Mr. Comey has defended his actions, saying he might have faced criticism for any decision, so he opted to be transparent. F.B.I. officials have acknowledged in which they made those decisions in part because they assumed Mrs. Clinton might win, as well as they worried about appearing to conceal information to help her.
The inspector general’s report serves as an official book end to Mr. Comey’s three-as well as-a-half-year tenure as director. He cultivated a reputation for fierce independence as well as supreme self-confidence. Those traits were both assets as well as vulnerabilities. Agents widely saw him as a strong leader.
although Mr. Comey believed in which he was the only one who could steer the F.B.I. through the political winds of the Clinton case, as well as in which left him alone to answer for the bureau’s actions.
Officially at least, Mr. Comey’s handling of the Clinton case cost him his job. As justification for firing him last year, the White House pointed to a Justice Department memo in which criticized many of the same actions right now highlighted by the inspector general. In in which regard, the inspector general might seem to underscore the stated reason for Mr. Comey’s dismissal.
although Mr. Trump has muddied This kind of issue. Within hours of the firing, he undercut his own staff as well as said in which he had planned to fire Mr. Comey even before the Justice Department made its recommendation. He said he had been thinking about the Russia investigation when he fired Mr. Comey. His lawyer added in which Mr. Comey was fired for refusing to publicly exonerate Mr. Trump from the Russia case.
as well as though Mr. Comey’s public actions were seen by Mrs. Clinton’s campaign as deeply harmful, the president has embraced a theory in which the F.B.I. actually conspired to help her.
The result of these positions is actually in which what might have been a vindicating report for Mr. Trump no longer fits neatly into his theories about Mr. Comey, Mrs. Clinton or the F.B.I. in general. Nevertheless, the report gives Mr. Trump plenty of ammunition for his continued broadsides against the bureau. The newly discovered text message, in particular, bolsters his argument in which people inside the F.B.I. opposed him.
The inspector general is actually separately reviewing some aspects of the Russia investigation, including Mr.
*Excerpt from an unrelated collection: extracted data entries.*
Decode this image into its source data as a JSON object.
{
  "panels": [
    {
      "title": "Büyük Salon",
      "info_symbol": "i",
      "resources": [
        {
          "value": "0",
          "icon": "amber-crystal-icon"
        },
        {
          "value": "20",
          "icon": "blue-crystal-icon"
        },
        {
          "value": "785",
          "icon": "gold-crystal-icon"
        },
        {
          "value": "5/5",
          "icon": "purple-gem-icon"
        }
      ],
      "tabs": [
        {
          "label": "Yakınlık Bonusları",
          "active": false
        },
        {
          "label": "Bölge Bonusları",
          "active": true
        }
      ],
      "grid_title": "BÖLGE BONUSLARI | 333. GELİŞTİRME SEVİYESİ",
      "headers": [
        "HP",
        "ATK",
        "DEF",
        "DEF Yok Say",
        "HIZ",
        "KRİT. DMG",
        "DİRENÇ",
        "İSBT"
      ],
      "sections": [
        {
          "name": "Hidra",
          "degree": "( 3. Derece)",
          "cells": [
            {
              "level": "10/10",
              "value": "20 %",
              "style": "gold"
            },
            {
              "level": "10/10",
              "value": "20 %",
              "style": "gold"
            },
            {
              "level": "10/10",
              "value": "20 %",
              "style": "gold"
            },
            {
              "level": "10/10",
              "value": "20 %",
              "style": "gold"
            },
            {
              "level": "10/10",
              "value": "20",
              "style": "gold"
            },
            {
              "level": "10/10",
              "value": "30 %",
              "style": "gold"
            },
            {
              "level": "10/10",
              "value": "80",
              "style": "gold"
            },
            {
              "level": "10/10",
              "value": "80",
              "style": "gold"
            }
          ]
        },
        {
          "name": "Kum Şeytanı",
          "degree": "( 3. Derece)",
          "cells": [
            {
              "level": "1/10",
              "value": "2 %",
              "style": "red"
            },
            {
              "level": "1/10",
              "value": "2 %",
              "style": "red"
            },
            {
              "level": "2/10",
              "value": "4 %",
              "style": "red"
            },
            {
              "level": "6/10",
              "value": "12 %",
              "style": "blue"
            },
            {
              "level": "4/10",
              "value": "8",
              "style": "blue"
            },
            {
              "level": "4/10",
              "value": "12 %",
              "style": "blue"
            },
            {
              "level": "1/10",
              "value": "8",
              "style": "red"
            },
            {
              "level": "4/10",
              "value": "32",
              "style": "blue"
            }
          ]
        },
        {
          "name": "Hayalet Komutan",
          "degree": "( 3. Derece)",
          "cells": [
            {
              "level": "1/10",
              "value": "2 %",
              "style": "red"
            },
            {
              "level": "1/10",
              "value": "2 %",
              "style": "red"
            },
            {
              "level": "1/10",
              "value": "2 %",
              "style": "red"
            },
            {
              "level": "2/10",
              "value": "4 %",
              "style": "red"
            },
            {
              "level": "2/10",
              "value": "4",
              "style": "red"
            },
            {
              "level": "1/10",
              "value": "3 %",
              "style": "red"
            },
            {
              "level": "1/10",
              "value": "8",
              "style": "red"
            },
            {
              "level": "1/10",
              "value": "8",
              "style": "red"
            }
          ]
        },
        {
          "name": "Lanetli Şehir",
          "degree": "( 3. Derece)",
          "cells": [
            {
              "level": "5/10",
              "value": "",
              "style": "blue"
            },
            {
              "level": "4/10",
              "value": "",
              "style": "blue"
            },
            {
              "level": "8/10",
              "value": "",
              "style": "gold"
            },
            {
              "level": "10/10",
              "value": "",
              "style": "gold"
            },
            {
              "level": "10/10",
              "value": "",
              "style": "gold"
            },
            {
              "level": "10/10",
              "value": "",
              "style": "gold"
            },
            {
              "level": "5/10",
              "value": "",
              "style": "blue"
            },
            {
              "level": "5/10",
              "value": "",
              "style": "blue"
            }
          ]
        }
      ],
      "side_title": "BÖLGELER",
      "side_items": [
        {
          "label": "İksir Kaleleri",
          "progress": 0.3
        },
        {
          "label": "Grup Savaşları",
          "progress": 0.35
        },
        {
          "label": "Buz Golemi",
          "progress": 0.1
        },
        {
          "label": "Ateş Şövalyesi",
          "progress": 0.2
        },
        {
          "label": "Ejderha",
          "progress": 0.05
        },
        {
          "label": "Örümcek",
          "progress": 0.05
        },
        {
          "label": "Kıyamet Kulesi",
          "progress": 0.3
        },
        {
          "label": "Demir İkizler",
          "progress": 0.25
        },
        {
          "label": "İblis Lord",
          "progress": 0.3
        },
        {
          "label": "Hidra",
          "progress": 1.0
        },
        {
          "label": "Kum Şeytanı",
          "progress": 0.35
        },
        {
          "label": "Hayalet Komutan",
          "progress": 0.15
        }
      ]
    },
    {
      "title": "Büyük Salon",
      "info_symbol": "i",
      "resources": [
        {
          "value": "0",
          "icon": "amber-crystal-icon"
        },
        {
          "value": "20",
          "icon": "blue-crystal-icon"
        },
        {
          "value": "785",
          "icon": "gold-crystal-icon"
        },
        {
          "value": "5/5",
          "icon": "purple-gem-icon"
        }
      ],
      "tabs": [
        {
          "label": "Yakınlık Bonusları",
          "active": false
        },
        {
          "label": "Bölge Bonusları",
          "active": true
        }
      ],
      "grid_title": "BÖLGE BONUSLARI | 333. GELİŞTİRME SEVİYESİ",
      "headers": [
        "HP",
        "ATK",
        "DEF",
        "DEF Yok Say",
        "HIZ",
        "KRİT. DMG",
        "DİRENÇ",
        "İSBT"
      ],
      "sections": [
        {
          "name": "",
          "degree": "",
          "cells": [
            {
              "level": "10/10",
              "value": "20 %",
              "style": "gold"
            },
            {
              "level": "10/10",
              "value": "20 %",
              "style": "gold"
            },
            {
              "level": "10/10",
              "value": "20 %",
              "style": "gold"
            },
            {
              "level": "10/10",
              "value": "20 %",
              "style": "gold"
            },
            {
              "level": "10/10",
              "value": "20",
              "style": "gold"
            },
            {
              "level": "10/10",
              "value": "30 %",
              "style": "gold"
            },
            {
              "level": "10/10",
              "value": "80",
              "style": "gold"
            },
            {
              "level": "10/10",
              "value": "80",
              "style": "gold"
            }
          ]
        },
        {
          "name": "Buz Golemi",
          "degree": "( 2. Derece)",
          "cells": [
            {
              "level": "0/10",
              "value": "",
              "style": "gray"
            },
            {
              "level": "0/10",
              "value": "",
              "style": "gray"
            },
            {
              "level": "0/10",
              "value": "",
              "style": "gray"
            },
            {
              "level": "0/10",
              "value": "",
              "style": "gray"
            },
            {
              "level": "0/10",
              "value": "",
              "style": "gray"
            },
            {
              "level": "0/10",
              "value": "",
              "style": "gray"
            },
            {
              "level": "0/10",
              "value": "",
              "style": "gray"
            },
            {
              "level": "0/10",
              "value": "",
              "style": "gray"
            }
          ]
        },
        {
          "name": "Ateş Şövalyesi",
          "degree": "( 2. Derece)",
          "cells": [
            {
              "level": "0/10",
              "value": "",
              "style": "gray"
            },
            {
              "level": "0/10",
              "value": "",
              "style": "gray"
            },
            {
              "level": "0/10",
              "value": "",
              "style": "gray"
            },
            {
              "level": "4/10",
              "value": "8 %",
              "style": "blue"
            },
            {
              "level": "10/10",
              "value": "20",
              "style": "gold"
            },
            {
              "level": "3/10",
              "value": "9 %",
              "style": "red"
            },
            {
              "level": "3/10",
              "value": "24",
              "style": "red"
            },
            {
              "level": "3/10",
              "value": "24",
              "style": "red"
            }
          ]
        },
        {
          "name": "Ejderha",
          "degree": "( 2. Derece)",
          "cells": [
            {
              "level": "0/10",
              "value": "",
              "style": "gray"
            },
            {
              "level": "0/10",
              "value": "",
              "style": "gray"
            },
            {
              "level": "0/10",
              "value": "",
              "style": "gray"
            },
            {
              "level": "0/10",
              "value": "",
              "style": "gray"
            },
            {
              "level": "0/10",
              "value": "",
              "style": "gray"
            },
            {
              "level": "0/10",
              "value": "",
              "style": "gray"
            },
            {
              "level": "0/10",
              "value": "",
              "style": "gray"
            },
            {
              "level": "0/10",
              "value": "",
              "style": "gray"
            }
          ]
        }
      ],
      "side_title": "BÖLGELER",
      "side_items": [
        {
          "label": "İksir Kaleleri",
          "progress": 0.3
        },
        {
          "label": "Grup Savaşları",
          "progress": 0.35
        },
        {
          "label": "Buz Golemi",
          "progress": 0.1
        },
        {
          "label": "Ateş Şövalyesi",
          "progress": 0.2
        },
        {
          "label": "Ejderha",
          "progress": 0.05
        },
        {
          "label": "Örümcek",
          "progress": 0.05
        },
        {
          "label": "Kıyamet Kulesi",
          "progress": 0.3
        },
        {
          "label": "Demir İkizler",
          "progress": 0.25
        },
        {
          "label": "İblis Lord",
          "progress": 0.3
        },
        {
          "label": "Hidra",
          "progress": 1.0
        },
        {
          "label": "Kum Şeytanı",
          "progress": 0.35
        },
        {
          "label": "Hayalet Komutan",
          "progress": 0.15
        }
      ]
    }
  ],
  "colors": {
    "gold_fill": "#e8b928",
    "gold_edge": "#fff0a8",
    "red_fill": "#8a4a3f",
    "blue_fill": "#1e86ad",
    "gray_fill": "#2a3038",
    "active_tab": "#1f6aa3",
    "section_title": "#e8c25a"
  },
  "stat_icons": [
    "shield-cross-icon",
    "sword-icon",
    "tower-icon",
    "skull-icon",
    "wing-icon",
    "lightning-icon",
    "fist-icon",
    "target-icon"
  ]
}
Trump’s theory — backed up by no evidence — in which the F.B.I. spied on his campaign for political purposes. Those matters were not covered from the report to be released Thursday.
The inspector general’s investigation has already led to the firing of one top F.B.I. official, the former deputy director Andrew G. McCabe. Mr. Horowitz issued a report in March in which said Mr. McCabe had been dishonest about his contacts with the news media about Mrs. Clinton.
Adam Goldman as well as Katie Benner contributed reporting.